Organs on Demand : 3D Printers Could Build Hearts, Arteries
Off-the-shelf 3D printers could one day help create living organs to aid in repairing the human body, researchers say.
Scientists have developed a way to 3D print models of various anatomical structures, including hearts, brains, arteries and bones. In the future, this process could be used to create 3D-printed soft implants in which living tissue can grow to form organs. Another application for this innovative technology could be food printers, reminiscent of the replicators seen on the TV show "Star Trek," the scientists added.
Scientists have developed a way to 3D print models of various anatomical structures, including hearts, brains, arteries and bones. In the future, this process could be used to create 3D-printed soft implants in which living tissue can grow to form organs. Another application for this innovative technology could be food printers, reminiscent of the replicators seen on the TV show "Star Trek," the scientists added.
A 3D printer is a machine that creates items from a wide variety of materials: plastic, ceramic, glass, metal and even more unusual ingredients, such as living cells. The device works by depositing layers of material, just as ordinary printers lay down ink, except 3D printers can also lay down flat layers on top of each other to build 3D objects. [7 Cool Uses of 3D Printing in Medicine]
Conventional 3D printers manufacture objects from rigid materials, with each layer receiving a sturdy foundation from the layers below. However, printing soft materials has proven to be difficult, akin to building an object out of Jell-O.
"Metals, ceramics and stiff polymers have been 3D printed for many, many years, but soft materials, those that can deform under their own weight, have been more challenging to support during the print process," said Adam Feinberg, a biomedical engineer at Carnegie Mellon University and senior author of the new study.
Researchers have used 3D printers to create rigid medical devices customized for individual patients; those devices include hearing aids, dental implants and prosthetic hands. However, using 3D printers to create soft implants, a process known as bioprinting, could provide alternatives to traditional transplants for repairing or replacing damaged organs, Feinberg said.
"The potential applications we envision are in the area of tissue engineering — essentially, 3D printing scaffolds and cells to regrow tissues and organs," Feinberg told Live Science.
The scientists have developed a way of 3D printing soft materials inside a bath of supportive fluid that contains gelatin powder, similar to the type that can be found in a supermarket.
"We print one gel inside of another gel, which allows us to accurately position the soft material as it's being printed, layer by layer," Feinberg said in a statement.
Using medical imaging data, the researchers used their new technique, called FRESH, or "Freeform Reversible Embedding of Suspended Hydrogels," to print simplified, proof-of-concept anatomical structures.
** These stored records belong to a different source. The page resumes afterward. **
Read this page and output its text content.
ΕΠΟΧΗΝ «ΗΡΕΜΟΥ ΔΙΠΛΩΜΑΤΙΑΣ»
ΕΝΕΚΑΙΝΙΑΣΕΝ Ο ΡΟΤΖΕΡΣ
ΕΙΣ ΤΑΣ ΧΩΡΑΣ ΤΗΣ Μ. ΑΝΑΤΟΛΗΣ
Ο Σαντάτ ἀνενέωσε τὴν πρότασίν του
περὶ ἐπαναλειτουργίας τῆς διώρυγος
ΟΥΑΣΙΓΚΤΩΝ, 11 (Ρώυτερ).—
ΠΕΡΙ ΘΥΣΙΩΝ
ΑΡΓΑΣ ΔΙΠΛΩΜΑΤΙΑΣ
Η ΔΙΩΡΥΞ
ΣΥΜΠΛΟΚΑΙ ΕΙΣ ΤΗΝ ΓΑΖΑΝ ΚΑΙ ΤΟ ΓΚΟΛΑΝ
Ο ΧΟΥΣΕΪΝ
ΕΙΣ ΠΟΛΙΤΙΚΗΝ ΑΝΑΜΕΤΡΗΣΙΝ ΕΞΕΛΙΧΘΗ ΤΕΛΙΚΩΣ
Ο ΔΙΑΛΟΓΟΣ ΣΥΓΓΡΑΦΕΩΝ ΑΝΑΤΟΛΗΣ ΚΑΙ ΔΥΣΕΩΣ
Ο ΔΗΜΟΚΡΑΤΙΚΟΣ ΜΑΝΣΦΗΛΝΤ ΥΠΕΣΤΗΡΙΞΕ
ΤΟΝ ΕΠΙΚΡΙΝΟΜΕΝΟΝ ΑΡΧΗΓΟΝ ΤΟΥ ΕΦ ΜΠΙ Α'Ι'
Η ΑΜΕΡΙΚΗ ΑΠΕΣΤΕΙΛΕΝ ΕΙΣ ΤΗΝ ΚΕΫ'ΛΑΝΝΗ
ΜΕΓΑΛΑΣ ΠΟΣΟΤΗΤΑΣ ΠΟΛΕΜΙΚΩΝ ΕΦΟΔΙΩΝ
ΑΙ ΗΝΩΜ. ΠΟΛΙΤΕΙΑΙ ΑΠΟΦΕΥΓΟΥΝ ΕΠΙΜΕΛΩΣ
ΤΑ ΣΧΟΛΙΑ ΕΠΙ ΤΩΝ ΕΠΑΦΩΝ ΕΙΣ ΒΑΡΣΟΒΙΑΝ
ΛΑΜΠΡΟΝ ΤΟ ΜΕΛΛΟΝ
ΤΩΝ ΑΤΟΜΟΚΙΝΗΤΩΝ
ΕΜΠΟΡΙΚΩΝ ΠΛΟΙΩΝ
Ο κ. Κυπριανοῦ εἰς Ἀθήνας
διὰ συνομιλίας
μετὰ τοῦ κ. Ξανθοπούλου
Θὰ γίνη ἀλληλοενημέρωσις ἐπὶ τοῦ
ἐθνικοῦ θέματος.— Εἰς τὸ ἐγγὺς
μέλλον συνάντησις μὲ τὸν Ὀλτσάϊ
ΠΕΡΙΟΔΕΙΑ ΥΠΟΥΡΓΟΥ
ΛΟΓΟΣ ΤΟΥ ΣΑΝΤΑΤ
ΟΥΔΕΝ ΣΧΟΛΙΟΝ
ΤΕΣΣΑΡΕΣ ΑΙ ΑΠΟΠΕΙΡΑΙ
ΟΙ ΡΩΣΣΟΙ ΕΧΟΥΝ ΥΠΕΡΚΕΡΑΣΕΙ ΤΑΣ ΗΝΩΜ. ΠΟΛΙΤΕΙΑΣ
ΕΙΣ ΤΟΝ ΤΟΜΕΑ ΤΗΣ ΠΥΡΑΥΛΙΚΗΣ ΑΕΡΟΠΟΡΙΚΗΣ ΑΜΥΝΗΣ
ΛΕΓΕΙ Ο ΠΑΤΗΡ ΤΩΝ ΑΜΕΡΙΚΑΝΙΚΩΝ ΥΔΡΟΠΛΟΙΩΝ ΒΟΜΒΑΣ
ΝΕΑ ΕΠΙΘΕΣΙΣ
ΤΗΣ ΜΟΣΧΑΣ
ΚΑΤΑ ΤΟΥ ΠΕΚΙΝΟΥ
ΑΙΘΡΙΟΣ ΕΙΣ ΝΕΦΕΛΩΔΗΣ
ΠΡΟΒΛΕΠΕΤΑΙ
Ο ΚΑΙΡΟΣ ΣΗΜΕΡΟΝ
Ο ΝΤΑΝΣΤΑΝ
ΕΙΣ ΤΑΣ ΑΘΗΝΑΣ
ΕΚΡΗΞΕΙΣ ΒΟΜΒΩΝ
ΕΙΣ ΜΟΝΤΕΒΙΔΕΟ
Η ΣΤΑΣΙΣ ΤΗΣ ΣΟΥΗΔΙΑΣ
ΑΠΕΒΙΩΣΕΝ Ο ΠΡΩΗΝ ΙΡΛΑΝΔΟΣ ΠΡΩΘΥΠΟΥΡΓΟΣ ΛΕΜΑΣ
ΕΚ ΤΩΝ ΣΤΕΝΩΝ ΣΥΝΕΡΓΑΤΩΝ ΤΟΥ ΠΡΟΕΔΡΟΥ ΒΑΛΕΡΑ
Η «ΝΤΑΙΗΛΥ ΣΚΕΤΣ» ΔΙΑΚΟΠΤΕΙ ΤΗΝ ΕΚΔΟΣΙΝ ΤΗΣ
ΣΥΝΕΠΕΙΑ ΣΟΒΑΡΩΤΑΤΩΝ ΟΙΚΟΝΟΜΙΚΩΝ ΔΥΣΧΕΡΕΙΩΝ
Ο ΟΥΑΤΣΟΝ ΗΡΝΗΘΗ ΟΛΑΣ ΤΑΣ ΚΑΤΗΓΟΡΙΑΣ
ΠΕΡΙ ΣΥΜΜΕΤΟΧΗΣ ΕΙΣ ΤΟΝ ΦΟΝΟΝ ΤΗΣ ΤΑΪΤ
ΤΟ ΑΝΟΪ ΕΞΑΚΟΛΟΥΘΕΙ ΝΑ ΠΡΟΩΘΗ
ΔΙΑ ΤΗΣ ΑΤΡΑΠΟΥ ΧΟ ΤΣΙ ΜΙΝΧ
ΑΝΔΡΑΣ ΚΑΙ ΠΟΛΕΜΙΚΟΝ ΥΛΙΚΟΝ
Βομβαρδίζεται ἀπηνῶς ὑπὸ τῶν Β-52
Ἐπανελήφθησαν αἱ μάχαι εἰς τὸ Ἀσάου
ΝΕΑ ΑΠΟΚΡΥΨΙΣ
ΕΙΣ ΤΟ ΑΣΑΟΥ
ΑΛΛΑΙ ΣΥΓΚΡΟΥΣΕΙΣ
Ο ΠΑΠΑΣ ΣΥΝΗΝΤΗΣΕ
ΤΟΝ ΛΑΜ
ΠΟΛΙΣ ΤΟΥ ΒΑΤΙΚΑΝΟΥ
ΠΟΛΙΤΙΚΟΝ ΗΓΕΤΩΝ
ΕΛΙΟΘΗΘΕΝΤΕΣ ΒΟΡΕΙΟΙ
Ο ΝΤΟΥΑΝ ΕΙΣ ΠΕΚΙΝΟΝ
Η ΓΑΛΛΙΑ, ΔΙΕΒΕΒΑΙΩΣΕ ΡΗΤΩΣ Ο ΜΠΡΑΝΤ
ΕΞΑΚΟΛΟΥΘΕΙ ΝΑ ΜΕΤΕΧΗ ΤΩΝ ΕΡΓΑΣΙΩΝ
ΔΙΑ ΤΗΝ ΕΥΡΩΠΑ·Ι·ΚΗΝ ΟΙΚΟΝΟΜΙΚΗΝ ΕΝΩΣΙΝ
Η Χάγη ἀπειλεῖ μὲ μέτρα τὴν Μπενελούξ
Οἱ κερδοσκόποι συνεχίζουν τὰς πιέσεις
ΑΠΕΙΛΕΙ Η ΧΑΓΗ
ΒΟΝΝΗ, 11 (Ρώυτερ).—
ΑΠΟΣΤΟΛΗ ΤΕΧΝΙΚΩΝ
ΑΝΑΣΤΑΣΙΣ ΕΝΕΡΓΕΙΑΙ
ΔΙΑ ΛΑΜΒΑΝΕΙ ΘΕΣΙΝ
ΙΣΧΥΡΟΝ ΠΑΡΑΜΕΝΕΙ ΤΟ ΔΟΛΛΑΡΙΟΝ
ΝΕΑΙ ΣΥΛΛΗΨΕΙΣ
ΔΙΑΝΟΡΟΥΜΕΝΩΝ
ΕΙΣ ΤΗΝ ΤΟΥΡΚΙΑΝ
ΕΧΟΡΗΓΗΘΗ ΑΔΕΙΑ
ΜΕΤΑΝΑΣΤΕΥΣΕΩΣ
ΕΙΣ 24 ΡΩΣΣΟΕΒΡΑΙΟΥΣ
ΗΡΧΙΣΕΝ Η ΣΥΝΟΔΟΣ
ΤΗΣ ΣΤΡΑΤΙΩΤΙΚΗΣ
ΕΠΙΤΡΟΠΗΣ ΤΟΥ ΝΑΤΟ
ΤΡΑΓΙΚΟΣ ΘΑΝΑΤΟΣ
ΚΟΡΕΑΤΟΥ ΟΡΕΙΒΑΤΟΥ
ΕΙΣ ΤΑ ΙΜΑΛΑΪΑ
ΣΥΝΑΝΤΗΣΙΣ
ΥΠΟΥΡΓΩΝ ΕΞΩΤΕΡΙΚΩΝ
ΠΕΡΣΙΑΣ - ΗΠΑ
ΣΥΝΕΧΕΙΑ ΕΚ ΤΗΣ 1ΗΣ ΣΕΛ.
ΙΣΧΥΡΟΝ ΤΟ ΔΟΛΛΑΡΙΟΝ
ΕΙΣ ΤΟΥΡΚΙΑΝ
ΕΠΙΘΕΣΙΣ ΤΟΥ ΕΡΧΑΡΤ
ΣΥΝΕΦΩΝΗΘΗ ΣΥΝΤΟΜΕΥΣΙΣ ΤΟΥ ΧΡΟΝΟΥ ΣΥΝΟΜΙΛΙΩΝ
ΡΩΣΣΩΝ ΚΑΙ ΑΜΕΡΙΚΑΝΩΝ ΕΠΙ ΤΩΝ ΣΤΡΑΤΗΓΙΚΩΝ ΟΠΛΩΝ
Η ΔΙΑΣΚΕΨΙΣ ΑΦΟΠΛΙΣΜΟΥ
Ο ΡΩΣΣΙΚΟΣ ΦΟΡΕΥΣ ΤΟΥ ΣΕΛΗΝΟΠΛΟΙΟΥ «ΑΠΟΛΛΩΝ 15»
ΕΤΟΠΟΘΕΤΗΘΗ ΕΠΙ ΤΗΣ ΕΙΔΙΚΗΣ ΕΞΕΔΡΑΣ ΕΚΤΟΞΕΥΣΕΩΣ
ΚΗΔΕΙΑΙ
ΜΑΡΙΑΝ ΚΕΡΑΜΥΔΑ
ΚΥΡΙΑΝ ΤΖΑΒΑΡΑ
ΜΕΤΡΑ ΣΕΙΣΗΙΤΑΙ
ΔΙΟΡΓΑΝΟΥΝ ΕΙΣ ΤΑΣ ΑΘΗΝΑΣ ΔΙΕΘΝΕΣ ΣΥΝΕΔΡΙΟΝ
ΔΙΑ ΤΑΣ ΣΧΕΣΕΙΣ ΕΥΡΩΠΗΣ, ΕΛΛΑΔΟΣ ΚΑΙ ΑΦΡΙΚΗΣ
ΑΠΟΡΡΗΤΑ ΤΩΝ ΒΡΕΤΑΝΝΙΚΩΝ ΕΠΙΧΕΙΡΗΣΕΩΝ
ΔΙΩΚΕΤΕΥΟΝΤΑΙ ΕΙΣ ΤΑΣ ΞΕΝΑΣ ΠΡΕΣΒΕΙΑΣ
These were made of a variety of biological materials, such as the collagen found in tendons and ligaments. The test structures included a human femur, a human coronary artery, a five-day embryonic chick heart and the external folds of a human brain. [5 Crazy Technologies That Are Revolutionizing Biotech]
The models were printed with a resolution of about 200 microns, the researchers said. (In comparison, the average human hair is about 100 microns wide.)
"We can take materials like collagen, fibrin and alginate, which are the types of materials the body uses to build itself, and 3D print them," Feinberg said. "We can now build tissue-engineering scaffolds using these materials in incredibly complex structures that more closely match those of real tissues and organs in the body." (Fibrin helps make up blood clots, while alginate is found in many seaweeds.)
In this new technique, the support gel around the 3D structures can be easily melted away and removed by heating it to body temperature. Such temperatures would not damage any delicate biological molecules or living cells printed out in the method, the scientists said.
The researchers cautioned that they have not yet bioprinted organs. "This work is an important step in that direction by enabling us to use biological materials that we believe are necessary to do this," Feinberg said. "However, years of research are still required."
In the future, the researchers plan to incorporate real heart cells into their work, they said. The 3D-printed structures will serve as scaffolds in which the cells can grow and form heart muscle.
Bioprinting living cells is a growing field, but, until now, most 3D bioprinters retailed for more than $100,000, or required specialized expertise to operate (or both), limiting the possibilities for the technique's widespread adoption. However, this new method can be done with consumer-level 3D printers that cost less than $1,000. It also uses open-source software that the researchers say they invite others to hack and improve.
"Our vision is that other research groups can take this technology and apply it broadly to other tissue-engineering and soft-materials 3D-printing challenges," Feinberg said.
The scientists detailed their findings online today (Oct. 23) in the journal Science Advances.